Наталья встала и отшлепала Мишатку, приговаривая:
— Не учись так гутарить с дедом! Не учись!
Мишатка заревел, уткнулся лицом в колени Григория. А Пантелей Прокофьевич, души не чаявший во внуках, вскочил из-за стола и, прослезившись, не вытирая струившихся по бороде слез, радостно закричал:
— Гришка! Сынок! Фитино̀в твоей матери! Верное слово старуха сказала! Наш! Мелеховских кровей!.. Вот она когда кровь сказалась-то!.. Этот никому не смолчит!.. Внучек! Родимый мой!.. На, бей старого дурака, чем хошь!.. Тягай его за бороду!.. — И старик, выхватив из рук Григория Мишатку, высоко поднял его над головой.

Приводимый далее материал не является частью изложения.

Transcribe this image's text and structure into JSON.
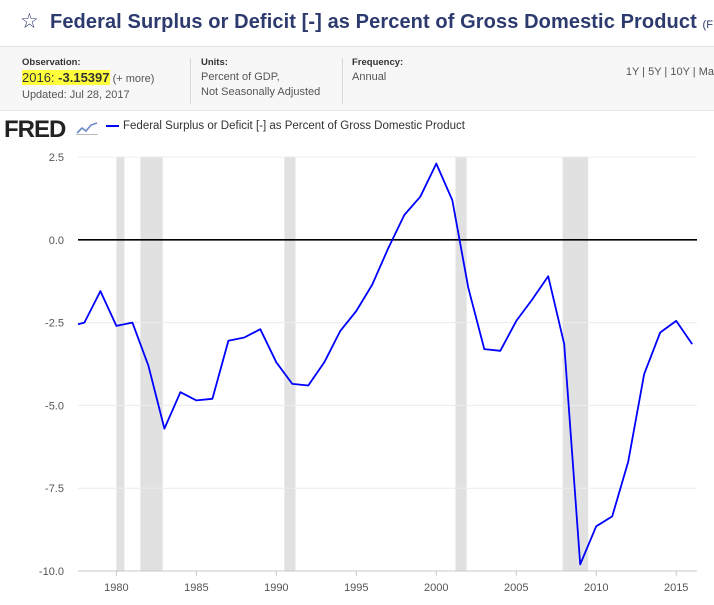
{
  "header": {
    "star_icon": "star-icon",
    "title": "Federal Surplus or Deficit [-] as Percent of Gross Domestic Product",
    "title_suffix": "(F"
  },
  "meta": {
    "observation_label": "Observation:",
    "observation_date": "2016:",
    "observation_value": "-3.15397",
    "observation_more": "(+ more)",
    "updated": "Updated: Jul 28, 2017",
    "units_label": "Units:",
    "units_line1": "Percent of GDP,",
    "units_line2": "Not Seasonally Adjusted",
    "frequency_label": "Frequency:",
    "frequency_value": "Annual",
    "ranges": [
      "1Y",
      "5Y",
      "10Y",
      "Ma"
    ]
  },
  "logo": {
    "text": "FRED"
  },
  "colors": {
    "series": "#0000ff",
    "recession": "#e1e1e1",
    "title": "#2d3a6e",
    "highlight": "#ffff3b"
  },
  "chart_data": {
    "type": "line",
    "title": "",
    "xlabel": "",
    "ylabel": "",
    "xlim": [
      1977.6,
      2016.3
    ],
    "ylim": [
      -10.0,
      2.5
    ],
    "y_ticks": [
      2.5,
      0.0,
      -2.5,
      -5.0,
      -7.5,
      -10.0
    ],
    "y_tick_labels": [
      "2.5",
      "0.0",
      "-2.5",
      "-5.0",
      "-7.5",
      "-10.0"
    ],
    "x_ticks": [
      1980,
      1985,
      1990,
      1995,
      2000,
      2005,
      2010,
      2015
    ],
    "x_tick_labels": [
      "1980",
      "1985",
      "1990",
      "1995",
      "2000",
      "2005",
      "2010",
      "2015"
    ],
    "zero_line": true,
    "recessions": [
      [
        1980.0,
        1980.5
      ],
      [
        1981.5,
        1982.9
      ],
      [
        1990.5,
        1991.2
      ],
      [
        2001.2,
        2001.9
      ],
      [
        2007.9,
        2009.5
      ]
    ],
    "legend_position": "top-left",
    "series": [
      {
        "name": "Federal Surplus or Deficit [-] as Percent of Gross Domestic Product",
        "x": [
          1977.6,
          1978,
          1979,
          1980,
          1981,
          1982,
          1983,
          1984,
          1985,
          1986,
          1987,
          1988,
          1989,
          1990,
          1991,
          1992,
          1993,
          1994,
          1995,
          1996,
          1997,
          1998,
          1999,
          2000,
          2001,
          2002,
          2003,
          2004,
          2005,
          2006,
          2007,
          2008,
          2009,
          2010,
          2011,
          2012,
          2013,
          2014,
          2015,
          2016
        ],
        "y": [
          -2.55,
          -2.5,
          -1.55,
          -2.6,
          -2.5,
          -3.8,
          -5.7,
          -4.6,
          -4.85,
          -4.8,
          -3.05,
          -2.95,
          -2.7,
          -3.7,
          -4.35,
          -4.4,
          -3.7,
          -2.75,
          -2.15,
          -1.35,
          -0.25,
          0.75,
          1.3,
          2.3,
          1.2,
          -1.45,
          -3.3,
          -3.35,
          -2.45,
          -1.8,
          -1.1,
          -3.15,
          -9.8,
          -8.65,
          -8.35,
          -6.7,
          -4.05,
          -2.8,
          -2.45,
          -3.15
        ]
      }
    ]
  }
}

Окончив завтрак, встали из-за стола. Женщины начали мыть посуду, а Пантелей Прокофьевич закурил, сказал, обращаясь к Григорию:
— Оно вроде и неудобно просить тебя, ты ить у нас — гость, да делать нечего… Пособи плетни поставить, гумно загородить, а то скрозь все повалено, а чужих зараз не допросишься. У всех одинаково все рухнулось.
Григорий охотно согласился, и они вдвоем до обеда работали на базу, приводя в порядок огорожу.
Врывая стоянки́ на огороде, старик спросил:
— Покос начнется что не видно, и не знаю — прикупать травы али нет. Ты как скажешь всчет хозяйства? Стоит дело хлопотать? А то, может, через месяц красные опять припожалуют, и все сызнова пойдет к чертям на выделку?
— Не знаю, батя, — откровенно сознался Григорий. — Не знаю, чем оно обернется и кто кого придолеет. Живи так, чтобы лишнего ни в закромах, ни на базу не было. По нонешним временам все это ни к чему. Вон возьми тестя: всю жизню хрип гнул, наживал, жилы из себя и из других выматывал, а что осталось? Одни горелые пеньки на базу!
— Я, парень, и сам так думаю, — подавив вздох, согласился старик.
И разговора о хозяйстве больше не заводил. Лишь после полудня, заметив, что Григорий с особой тщательностью приклячивает воротца на гумне, сказал с досадой и нескрываемой горечью:
— Делай абы как. Чего ты стараешься? Не век же им стоять!
Как видно, только теперь старик осознал всю тщетность своих усилий наладить жизнь по-старому…
Пред закатом солнца Григорий бросил работу, пошел в дом. Наталья была одна в горнице. Она принарядилась, как на праздник. На ней ловко сидели синяя шерстяная юбка и поплиновая голубенькая кофточка с прошивкой на груди и с кружевными манжетами. Лицо ее тонко розовело и слегка лоснилось оттого, что она недавно умывалась с мылом. Она что-то искала в сундуке, но при виде Григория опустила крышку, с улыбкой выпрямилась.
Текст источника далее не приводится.